# Carly turns 4 months old



## dogfaeries (Feb 22, 2010)

Our baby is growing up! She turned 4 months old last Sunday (or 17 weeks tomorrow  ).


----------



## gsd_bella (Aug 6, 2006)

She so cute and so dark :wub:


----------



## MariD (May 12, 2010)

What a stately looking little girl! I love her!


----------



## eyezik (Apr 22, 2010)

Beautiful.


----------



## dogfaeries (Feb 22, 2010)

Thanks! She is such a joy! And I do love it that she is dark. I hope she stays that way - her mother is quite dark too.


----------



## holland (Jan 11, 2009)

She's beautiful!


----------



## codmaster (Aug 5, 2009)

dogfaeries said:


> Our baby is growing up! She turned 4 months old last Sunday (or 17 weeks tomorrow  ).


 
Too cute!

Isn't her collar a little big? looks likeitis sitting way down on her neck. Those collars are much more effective if they are very high up just under her ears.


----------



## bianca (Mar 28, 2010)

She is beautiful!


----------



## AvaLaRue (Apr 4, 2010)

What a beautiful girl!!


----------



## dogfaeries (Feb 22, 2010)

codmaster said:


> Too cute!
> 
> Isn't her collar a little big? looks likeitis sitting way down on her neck. Those collars are much more effective if they are very high up just under her ears.

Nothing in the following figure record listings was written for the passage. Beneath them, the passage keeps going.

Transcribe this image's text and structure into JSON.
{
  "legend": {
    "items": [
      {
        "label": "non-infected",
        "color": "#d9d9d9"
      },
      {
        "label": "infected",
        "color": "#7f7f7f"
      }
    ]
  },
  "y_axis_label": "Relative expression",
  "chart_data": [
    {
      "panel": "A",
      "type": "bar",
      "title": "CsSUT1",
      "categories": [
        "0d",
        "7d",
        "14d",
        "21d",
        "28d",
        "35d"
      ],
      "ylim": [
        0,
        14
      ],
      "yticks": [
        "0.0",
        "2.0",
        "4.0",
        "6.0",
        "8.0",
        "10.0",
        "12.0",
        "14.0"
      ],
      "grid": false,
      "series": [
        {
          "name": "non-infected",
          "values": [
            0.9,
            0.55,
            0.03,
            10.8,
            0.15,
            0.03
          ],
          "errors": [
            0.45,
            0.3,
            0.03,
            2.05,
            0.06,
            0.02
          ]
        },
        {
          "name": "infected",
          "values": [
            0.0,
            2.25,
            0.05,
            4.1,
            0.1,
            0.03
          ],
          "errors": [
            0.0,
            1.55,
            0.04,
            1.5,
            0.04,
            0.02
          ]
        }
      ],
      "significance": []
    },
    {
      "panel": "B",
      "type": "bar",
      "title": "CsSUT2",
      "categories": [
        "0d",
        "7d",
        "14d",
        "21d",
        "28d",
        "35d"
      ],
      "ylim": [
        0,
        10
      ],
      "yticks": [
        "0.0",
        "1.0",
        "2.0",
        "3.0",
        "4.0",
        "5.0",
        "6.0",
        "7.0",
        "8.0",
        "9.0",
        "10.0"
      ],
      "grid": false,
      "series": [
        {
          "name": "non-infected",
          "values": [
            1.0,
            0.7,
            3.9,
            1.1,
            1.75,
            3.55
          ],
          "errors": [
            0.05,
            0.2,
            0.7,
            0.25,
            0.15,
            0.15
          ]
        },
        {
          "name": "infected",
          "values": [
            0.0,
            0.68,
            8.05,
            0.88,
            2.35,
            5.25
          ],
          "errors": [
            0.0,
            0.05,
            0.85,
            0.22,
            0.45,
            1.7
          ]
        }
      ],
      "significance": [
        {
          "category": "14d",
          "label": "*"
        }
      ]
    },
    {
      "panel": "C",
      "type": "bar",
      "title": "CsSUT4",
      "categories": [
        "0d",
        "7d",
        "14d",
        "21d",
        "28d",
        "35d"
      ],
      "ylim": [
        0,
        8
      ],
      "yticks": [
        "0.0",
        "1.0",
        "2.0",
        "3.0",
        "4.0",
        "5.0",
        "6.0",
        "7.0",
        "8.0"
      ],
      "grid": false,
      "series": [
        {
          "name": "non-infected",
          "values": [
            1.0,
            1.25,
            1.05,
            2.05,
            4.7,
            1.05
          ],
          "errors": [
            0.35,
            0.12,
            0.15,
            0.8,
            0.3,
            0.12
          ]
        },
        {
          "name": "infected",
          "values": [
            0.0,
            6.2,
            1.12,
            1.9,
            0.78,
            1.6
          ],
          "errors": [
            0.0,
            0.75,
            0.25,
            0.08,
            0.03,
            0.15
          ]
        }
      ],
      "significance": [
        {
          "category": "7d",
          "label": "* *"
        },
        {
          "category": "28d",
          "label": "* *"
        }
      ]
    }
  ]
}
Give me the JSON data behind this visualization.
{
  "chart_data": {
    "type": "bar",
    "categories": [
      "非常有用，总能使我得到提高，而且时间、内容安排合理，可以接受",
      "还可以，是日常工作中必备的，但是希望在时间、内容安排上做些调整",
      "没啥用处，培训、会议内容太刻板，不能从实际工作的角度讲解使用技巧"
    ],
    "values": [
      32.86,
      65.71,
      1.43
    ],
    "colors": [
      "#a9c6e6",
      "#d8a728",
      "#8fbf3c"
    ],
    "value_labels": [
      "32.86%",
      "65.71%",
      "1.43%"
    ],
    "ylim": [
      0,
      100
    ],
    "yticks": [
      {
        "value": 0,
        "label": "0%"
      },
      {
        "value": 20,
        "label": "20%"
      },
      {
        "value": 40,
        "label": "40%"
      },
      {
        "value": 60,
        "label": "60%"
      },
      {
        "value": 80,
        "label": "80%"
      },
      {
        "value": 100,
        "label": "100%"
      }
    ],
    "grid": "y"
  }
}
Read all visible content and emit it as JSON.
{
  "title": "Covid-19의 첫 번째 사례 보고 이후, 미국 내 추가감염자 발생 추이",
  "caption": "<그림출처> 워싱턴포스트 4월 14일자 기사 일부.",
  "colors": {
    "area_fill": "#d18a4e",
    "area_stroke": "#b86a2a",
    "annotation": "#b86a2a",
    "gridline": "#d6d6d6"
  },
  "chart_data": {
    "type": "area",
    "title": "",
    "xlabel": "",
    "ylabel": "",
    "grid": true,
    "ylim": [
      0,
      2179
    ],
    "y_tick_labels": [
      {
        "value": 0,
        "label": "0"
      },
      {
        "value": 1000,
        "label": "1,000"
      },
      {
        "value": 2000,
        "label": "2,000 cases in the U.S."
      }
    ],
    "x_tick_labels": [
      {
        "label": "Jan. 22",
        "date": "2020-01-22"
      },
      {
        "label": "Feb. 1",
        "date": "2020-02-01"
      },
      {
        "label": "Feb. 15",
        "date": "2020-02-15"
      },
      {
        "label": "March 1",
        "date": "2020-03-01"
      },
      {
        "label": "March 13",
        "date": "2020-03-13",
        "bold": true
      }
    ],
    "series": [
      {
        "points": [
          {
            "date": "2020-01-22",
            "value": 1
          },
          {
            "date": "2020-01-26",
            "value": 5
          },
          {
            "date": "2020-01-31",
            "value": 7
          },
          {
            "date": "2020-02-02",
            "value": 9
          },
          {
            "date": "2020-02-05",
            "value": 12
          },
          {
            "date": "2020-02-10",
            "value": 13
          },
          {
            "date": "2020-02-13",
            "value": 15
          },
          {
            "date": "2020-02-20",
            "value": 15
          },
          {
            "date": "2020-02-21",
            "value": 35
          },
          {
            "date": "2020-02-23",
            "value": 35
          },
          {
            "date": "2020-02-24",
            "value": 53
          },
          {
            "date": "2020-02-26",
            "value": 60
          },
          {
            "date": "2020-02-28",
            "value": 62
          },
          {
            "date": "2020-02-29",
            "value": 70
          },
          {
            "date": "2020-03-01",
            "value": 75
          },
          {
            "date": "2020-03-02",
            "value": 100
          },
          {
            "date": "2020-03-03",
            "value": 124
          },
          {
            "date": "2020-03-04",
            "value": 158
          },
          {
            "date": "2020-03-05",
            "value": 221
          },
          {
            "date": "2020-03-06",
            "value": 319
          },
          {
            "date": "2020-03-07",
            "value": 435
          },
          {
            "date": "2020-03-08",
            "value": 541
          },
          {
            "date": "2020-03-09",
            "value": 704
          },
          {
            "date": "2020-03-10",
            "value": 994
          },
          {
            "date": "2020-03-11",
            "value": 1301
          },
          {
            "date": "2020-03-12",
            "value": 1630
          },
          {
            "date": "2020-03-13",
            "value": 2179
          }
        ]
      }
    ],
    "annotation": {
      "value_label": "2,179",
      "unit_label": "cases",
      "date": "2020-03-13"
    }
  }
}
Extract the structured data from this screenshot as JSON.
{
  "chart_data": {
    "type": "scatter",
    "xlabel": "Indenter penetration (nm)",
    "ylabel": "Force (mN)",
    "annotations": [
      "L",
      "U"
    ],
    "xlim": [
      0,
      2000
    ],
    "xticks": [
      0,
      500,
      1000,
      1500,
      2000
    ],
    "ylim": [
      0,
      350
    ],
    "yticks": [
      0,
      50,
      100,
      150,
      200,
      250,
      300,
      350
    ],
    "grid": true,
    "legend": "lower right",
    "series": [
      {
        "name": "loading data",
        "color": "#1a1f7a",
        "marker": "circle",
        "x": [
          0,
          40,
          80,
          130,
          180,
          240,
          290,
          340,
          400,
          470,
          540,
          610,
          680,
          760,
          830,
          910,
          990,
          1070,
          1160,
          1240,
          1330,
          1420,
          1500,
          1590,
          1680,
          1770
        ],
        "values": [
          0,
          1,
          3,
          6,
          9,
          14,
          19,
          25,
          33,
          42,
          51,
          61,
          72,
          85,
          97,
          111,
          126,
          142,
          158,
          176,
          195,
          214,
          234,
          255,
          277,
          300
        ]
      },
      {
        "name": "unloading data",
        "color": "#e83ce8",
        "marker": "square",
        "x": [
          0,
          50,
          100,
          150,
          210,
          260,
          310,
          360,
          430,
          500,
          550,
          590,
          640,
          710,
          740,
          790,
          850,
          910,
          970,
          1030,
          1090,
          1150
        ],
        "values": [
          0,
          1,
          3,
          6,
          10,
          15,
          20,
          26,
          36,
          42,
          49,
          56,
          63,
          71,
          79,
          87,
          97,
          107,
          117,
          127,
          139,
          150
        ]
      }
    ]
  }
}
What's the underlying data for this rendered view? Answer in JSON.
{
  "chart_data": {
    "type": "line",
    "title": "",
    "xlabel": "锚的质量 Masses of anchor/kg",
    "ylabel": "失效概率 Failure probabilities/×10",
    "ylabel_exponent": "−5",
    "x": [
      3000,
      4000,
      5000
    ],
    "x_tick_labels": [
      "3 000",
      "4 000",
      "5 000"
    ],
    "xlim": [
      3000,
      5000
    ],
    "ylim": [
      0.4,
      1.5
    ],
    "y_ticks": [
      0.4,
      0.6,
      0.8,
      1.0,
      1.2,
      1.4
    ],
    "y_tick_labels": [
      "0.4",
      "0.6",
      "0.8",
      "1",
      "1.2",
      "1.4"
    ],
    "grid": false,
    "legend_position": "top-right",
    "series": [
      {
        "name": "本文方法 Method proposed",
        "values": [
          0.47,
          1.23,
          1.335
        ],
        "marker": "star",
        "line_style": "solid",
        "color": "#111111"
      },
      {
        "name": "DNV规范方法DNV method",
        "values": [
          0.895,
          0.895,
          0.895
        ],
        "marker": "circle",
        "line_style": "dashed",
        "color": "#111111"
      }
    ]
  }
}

Her collar IS too big! The chain broke on hers last weekend and I've been using this other one until I can get her a new one. I have a ton of Italian Greyhound sized martingales, and a ton of adult Doberman sized collars, but no stockpile of puppy GSD sized stuff around here (yet!).


----------



## Wolfiesmom (Apr 10, 2010)

She is gorgeous!


----------